Installation view of Sharif Bey: Excavations at Carnegie Museum of Art, 2021, photo: Bryan Conley

In Conversation: Literacy


In Conversation is a series of engaged discourse that brings together different points of view from scholars, artists, writers, and creatives to explore national and international perspectives on our collections and exhibitions on view. Hear from a diverse line-up of guests discussing a range of topics in relation to our galleries and public art spaces.

On January 27, join Dr. Lori Delale-O'Connor, Dr. Robin Brooks, and artist Bekezela Mguni as they examine how language contributes to the portrayal of class, ethnicity, and race. In dialogue with the multiethnic texts within the exhibition Sharif Bey: Excavations, learn how the scholarship and advocacy of these educators explore the relationship between literacy and liberation.

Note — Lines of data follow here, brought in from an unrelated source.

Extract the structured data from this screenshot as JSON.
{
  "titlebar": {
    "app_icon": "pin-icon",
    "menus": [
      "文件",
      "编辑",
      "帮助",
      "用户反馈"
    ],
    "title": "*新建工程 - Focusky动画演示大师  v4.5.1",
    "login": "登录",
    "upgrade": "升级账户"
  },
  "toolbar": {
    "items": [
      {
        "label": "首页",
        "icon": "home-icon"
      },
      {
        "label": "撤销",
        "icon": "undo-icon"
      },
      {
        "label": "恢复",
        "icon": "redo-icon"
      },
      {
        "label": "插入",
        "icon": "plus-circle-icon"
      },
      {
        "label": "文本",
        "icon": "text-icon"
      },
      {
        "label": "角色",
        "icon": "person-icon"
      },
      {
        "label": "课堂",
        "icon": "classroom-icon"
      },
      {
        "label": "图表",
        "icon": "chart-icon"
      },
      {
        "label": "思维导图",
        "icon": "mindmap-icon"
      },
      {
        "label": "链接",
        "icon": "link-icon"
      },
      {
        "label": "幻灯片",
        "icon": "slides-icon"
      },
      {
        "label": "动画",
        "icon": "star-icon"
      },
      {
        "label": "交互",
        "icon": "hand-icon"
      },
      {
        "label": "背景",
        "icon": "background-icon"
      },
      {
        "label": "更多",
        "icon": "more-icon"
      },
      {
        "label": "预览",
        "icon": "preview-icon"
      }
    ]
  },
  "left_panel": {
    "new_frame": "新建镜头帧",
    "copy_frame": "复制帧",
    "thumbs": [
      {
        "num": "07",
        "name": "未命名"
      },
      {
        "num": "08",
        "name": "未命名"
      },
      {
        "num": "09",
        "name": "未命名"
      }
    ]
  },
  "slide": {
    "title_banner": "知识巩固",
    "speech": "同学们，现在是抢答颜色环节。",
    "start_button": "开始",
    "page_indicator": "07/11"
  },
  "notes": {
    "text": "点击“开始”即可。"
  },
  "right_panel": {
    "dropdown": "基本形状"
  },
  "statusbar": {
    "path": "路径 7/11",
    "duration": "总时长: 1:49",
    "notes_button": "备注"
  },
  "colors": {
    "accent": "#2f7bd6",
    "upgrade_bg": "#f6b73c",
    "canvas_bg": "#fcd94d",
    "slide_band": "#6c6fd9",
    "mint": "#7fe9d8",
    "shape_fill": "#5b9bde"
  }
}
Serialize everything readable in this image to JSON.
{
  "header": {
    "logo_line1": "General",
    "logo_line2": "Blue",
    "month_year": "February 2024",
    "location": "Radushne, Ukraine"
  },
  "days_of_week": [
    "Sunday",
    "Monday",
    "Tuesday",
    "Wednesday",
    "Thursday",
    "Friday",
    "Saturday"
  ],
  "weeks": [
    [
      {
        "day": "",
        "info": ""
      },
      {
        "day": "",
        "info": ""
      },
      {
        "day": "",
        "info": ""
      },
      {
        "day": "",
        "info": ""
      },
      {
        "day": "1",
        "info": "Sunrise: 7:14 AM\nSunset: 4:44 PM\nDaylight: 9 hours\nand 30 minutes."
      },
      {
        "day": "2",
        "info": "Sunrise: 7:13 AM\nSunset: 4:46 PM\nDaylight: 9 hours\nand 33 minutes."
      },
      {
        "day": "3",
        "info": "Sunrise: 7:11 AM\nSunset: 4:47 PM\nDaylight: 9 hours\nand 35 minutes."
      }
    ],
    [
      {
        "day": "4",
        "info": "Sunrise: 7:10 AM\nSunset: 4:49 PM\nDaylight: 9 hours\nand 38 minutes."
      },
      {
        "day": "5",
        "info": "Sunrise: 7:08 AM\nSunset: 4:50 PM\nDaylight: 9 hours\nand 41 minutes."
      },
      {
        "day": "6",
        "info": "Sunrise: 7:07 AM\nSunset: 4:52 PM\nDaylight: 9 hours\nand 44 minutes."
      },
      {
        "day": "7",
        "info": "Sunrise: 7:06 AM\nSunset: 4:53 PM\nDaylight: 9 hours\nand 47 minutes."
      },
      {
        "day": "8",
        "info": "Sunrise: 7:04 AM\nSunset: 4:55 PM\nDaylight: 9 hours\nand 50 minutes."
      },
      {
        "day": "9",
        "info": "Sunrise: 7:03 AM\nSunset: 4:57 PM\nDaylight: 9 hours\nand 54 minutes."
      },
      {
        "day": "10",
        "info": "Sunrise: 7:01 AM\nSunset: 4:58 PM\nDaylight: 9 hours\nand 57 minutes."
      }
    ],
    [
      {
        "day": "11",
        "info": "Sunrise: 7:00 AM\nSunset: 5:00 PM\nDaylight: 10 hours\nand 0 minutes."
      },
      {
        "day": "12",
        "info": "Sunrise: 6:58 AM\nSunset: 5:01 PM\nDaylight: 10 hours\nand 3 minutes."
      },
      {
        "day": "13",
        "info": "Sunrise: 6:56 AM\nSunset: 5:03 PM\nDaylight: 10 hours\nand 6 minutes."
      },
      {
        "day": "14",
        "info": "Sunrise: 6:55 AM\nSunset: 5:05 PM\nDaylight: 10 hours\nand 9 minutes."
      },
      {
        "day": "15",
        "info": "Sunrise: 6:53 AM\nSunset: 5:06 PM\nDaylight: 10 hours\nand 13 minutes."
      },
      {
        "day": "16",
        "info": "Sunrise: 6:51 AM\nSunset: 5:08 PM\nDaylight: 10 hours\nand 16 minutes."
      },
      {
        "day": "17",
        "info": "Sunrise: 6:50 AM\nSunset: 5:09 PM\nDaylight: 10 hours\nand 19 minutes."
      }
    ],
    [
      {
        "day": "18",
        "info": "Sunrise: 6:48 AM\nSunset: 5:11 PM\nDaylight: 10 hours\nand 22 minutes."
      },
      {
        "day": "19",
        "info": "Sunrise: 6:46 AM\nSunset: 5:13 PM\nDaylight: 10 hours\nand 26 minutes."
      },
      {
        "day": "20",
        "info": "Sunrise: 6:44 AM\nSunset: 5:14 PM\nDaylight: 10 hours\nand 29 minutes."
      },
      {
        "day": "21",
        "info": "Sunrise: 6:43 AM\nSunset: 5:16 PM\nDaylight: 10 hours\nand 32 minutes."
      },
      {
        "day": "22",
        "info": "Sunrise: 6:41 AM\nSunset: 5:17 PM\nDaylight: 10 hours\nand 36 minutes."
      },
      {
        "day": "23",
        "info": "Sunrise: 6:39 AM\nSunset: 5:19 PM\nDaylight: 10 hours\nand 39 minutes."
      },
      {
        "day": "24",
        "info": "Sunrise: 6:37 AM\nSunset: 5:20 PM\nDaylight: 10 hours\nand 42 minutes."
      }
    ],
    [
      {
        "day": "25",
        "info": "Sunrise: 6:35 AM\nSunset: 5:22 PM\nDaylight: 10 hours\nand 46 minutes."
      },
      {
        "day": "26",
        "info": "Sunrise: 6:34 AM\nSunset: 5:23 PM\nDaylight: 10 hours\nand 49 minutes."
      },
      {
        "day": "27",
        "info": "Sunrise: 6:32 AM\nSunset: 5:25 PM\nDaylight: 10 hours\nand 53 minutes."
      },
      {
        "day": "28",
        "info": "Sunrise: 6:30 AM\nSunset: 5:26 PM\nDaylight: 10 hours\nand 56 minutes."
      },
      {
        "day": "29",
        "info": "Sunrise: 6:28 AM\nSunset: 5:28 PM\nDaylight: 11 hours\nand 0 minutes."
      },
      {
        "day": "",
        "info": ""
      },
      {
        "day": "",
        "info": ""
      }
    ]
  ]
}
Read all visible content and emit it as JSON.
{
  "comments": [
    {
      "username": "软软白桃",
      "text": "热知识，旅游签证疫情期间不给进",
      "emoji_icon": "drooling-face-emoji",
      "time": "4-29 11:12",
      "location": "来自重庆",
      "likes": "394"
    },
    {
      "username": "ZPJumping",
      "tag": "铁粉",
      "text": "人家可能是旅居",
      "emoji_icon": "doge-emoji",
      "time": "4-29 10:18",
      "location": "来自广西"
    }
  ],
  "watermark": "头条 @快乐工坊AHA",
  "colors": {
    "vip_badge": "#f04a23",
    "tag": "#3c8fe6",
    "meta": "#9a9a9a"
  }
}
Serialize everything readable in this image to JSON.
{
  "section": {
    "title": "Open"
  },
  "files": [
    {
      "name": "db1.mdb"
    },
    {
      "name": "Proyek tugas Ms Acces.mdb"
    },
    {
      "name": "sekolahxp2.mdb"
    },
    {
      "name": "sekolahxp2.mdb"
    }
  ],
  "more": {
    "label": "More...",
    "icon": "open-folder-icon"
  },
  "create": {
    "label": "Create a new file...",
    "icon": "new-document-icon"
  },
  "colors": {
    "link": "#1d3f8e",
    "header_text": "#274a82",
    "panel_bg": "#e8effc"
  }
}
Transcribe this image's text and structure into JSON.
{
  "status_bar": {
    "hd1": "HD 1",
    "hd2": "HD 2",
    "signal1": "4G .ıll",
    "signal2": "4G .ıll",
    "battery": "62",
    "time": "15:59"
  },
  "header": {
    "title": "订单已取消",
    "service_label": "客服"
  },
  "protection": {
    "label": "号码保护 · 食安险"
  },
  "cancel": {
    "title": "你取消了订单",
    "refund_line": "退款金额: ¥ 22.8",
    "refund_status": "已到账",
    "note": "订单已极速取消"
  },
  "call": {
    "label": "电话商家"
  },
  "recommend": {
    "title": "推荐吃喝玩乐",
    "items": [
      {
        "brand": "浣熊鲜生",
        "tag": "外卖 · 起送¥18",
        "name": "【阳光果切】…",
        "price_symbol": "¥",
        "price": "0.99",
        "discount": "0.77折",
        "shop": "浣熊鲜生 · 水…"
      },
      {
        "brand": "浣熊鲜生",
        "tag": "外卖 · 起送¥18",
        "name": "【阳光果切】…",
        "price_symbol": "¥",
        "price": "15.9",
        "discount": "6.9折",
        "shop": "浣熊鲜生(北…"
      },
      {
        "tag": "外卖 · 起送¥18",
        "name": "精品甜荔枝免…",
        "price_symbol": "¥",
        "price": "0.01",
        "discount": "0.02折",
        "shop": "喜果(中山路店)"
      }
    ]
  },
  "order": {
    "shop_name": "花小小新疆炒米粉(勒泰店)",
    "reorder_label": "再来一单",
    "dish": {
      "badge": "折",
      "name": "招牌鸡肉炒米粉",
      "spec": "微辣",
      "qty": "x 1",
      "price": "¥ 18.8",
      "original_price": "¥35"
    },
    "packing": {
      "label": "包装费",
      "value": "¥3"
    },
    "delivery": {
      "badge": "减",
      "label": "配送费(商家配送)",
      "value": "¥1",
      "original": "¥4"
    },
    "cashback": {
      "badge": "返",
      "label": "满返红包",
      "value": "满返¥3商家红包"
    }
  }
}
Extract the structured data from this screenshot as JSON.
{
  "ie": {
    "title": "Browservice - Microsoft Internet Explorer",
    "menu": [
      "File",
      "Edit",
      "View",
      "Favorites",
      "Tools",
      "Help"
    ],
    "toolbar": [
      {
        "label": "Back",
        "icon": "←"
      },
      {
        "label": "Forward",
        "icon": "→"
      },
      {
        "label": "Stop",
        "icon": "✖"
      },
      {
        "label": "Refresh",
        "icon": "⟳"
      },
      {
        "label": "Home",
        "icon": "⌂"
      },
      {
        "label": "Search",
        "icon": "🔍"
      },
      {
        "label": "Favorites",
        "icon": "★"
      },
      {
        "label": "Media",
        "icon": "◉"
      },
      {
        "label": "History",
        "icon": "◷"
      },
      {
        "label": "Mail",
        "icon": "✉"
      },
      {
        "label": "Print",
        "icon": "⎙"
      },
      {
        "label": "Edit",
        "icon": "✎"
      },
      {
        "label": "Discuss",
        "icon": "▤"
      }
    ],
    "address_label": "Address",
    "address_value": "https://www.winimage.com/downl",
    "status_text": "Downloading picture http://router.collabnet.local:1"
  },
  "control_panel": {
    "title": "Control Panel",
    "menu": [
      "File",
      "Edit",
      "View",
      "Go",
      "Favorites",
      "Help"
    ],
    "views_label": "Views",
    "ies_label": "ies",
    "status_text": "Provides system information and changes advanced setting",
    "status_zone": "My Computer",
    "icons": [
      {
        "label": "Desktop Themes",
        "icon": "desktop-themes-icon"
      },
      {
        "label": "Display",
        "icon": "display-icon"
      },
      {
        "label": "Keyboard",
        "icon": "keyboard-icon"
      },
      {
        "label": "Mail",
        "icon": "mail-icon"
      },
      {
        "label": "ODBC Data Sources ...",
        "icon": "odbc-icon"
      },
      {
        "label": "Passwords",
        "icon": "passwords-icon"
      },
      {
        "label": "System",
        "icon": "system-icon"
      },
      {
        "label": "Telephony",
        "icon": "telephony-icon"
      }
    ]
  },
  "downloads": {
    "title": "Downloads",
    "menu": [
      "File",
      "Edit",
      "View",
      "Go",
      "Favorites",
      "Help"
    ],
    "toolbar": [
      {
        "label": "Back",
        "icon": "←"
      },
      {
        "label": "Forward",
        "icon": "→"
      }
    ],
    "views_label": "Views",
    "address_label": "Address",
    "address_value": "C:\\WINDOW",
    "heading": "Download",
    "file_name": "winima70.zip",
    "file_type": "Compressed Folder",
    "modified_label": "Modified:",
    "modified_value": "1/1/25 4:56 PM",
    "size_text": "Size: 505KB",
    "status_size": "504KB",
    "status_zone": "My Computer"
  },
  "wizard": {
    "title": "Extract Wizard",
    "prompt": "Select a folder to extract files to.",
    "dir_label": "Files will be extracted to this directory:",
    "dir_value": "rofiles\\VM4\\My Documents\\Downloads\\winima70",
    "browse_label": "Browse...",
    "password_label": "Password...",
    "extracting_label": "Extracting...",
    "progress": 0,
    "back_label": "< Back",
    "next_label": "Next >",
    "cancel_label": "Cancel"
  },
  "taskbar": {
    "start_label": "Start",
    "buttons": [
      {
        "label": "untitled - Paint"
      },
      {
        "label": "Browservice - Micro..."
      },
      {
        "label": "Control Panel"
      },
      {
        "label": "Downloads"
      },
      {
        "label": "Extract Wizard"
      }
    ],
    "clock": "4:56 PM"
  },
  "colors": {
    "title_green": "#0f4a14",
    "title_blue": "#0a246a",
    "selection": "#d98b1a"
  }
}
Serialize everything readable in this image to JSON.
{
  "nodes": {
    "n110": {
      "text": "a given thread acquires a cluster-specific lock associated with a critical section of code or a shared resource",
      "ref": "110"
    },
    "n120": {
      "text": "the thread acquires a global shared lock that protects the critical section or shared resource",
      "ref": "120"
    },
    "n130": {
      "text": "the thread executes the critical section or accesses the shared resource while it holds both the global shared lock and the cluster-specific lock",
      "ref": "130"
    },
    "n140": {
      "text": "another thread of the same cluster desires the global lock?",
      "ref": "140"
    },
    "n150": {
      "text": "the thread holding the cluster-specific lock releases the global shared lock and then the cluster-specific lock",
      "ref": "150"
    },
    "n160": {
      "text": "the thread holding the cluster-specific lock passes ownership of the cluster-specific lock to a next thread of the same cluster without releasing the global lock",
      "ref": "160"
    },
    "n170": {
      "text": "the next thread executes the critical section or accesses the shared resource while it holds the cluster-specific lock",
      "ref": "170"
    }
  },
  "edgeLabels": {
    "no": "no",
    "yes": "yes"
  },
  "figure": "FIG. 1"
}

This conversation will be held over Zoom.

About the speakers:

Lori Delale-O'Connor, PhD, is an Assistant Professor at the University of Pittsburgh Center for Urban Education and in the Department of Education Foundations, Organizations, and Policy. She currently teaches courses in qualitative methods, urban education, and the social contexts of education. Dr. Delale-O’Connor’s research focuses on examining the connections between families, communities, and education across spaces with a particular focus on fostering equity and justice for children and youth in urbanized educational systems.

Dr. Robin Brooks is an Assistant Professor in the Department of Africana Studies at the University of Pittsburgh. Her research and teaching interests include 20th and 21st-century literature, particularly African American, Caribbean, and American multiethnic literatures, as well as feminist theories and postcolonial studies. She is the author of Class Interruptions: Inequality and Division in African Diasporic Women's Fiction (University of North Carolina Press, 2022), which is a book that examines how contemporary writers use literary portrayals of class to critique inequalities and divisions in the U.S. and Caribbean.

Bekezela Mguni is a radical librarian, activist, artist, and abundant-bodied femme. She believes that the collective sharing of knowledge, beauty, and inspiration is a part of life’s purpose and brings that intentional spirit to her work. Born in San Fernando, Trinidad, she immigrated to New York at the age of 11 and lived in the Caribbean neighborhoods bustling in the hearts of Brooklyn and Queens before coming to Pittsburgh. She has over 10 years of community organizing experience in reproductive justice movement, in which she has worked with LGBTQIA communities, youth, women, and people of color. She collaborates with various artists, educators, healers, and activists who seek to create new worlds and new meanings for this world.